The Food and Drug Administration issue a warning about feeding bones to dogs recently. Just like feeding milk to cats (which also isn’t a very good idea), giving bones to dogs is a cultural cliché that we learn about as children. Bones are often the symbol for all things canine. Unfortunately, the idea that they are a fun and healthy part of the domestic dog’s diet is a myth. Eating bones can result in all sorts of medical problems, some minor and some serious. The FDA warning lists some of the more important:
- Broken teeth. This may call for expensive veterinary dentistry.
- Mouth or tongue injuries. These can be very bloody and messy and may require a trip to see your veterinarian.
- Bone gets looped around your dog’s lower jaw. This can be frightening or painful for your dog and potentially costly to you, as it usually means a trip to see your veterinarian.
- Bone gets stuck in esophagus, the tube that food travels through to reach the stomach. Your dog may gag, trying to bring the bone back up, and will need to see your veterinarian.
- Bone gets stuck in windpipe. This may happen if your dog accidentally inhales a small enough piece of bone. This is an emergency because your dog will have trouble breathing. Get your pet to your veterinarian immediately!

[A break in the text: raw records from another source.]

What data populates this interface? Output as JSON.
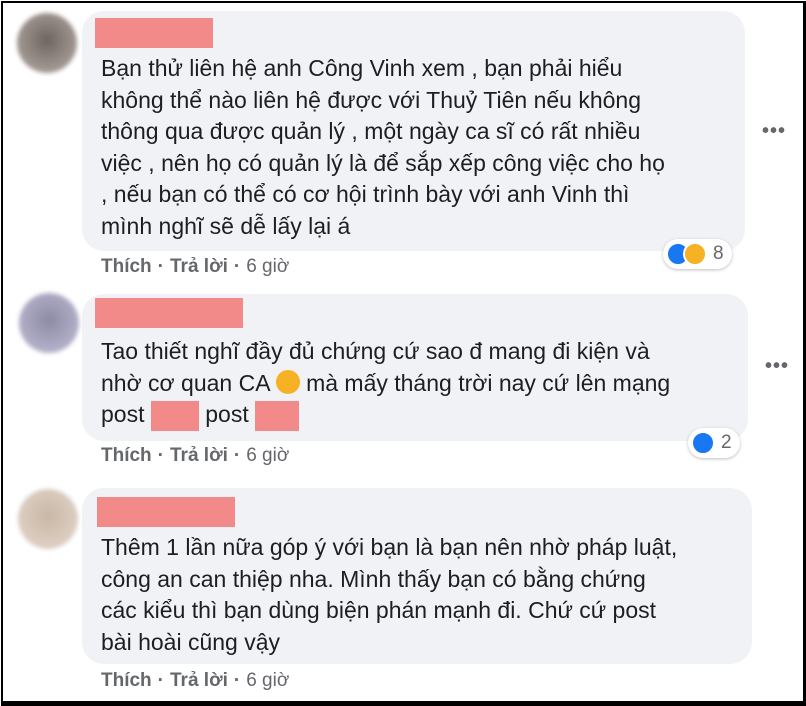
{
  "comments": [
    {
      "text_lines": [
        "Bạn thử liên hệ anh Công Vinh xem , bạn phải hiểu",
        "không thể nào liên hệ được với Thuỷ Tiên nếu không",
        "thông qua được quản lý , một ngày ca sĩ có rất nhiều",
        "việc , nên họ có quản lý là để sắp xếp công việc cho họ",
        ", nếu bạn có thể có cơ hội trình bày với anh Vinh thì",
        "mình nghĩ sẽ dễ lấy lại á"
      ],
      "reaction_count": "8",
      "actions": {
        "like": "Thích",
        "reply": "Trả lời",
        "time": "6 giờ"
      }
    },
    {
      "line1": "Tao thiết nghĩ đầy đủ chứng cứ sao đ mang đi kiện và",
      "line2_a": "nhờ cơ quan CA",
      "line2_b": "mà mấy tháng trời nay cứ lên mạng",
      "line3_a": "post",
      "line3_b": "post",
      "reaction_count": "2",
      "actions": {
        "like": "Thích",
        "reply": "Trả lời",
        "time": "6 giờ"
      }
    },
    {
      "text_lines": [
        "Thêm 1 lần nữa góp ý với bạn là bạn nên nhờ pháp luật,",
        "công an can thiệp nha. Mình thấy bạn có bằng chứng",
        "các kiểu thì bạn dùng biện phán mạnh đi. Chứ cứ post",
        "bài hoài cũng vậy"
      ],
      "actions": {
        "like": "Thích",
        "reply": "Trả lời",
        "time": "6 giờ"
      }
    }
  ],
  "icons": [
    "more-options-icon",
    "like-reaction-icon",
    "haha-reaction-icon",
    "laughing-emoji-icon"
  ],
  "colors": {
    "bubble": "#f0f2f5",
    "redaction": "#f28a8a",
    "like": "#1877f2",
    "haha": "#f7b125",
    "meta_text": "#65676b"
  },
  "more_label": "•••"
}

- Bone gets stuck in stomach. It went down just fine, but the bone may be too big to pass out of the stomach and into the intestines. Depending on the bone’s size, your dog may need surgery or upper gastrointestinal endoscopy, a procedure in which your veterinarian uses a long tube with a built-in camera and grabbing tools to try to remove the stuck bone from the stomach.
- Bone gets stuck in intestines and causes a blockage. It may be time for surgery.
- Constipation due to bone fragments. Your dog may have a hard time passing the bone fragments because they’re very sharp and they scrape the inside of the large intestine or rectum as they move along. This causes severe pain and may require a visit to your veterinarian.
- Severe bleeding from the rectum. This is very messy and can be dangerous. It’s time for a trip to see your veterinarian.
- Peritonitis. This nasty, difficult-to-treat bacterial infection of the abdomen is caused when bone fragments poke holes in your dog’s stomach or intestines. Your dog needs an emergency visit to your veterinarian because peritonitis can kill your dog.
Now, I can already hear the BARF and other raw diet and bone folks rattling off anecdotes about all the dogs they have fed bones who lived perfectly happy, healthy lives. That this proves nothing shouldn’t need saying, but of course it does. Plenty of people who smoke never get lung cancer, and some people who do get it never smoked. Does that mean smoking doesn’t increase your risk of getting cancer? Of course not. 90% of lung cancers are associated with smoking cigarettes, so the fact that lots of people get lucky doesn’t mean it’s a risk worth taking.
The same is true for dogs eating bones. Sure, many of them will get away with it. But why take the risk? As I’ve explained before, the idea that domestic dogs are functionally the same as wolves from the point of view of nutrition and should eat whatever wild wolves eat is a fairy tale (see HERE and HERE). There is no evidence that bones are a necessary part of a healthy diet for dogs, and in fact plenty of evidence they are not. Even true wild canine predators, such as wolves, live longer and are healthier when fed commercial diets in captivity. Sure, chewing bones can be a source of pleasure for dogs, but there are plenty of other materials safer for recreational chewing, and given the risks of feeding bones the potential benefits simply aren’t enough to justify the practice.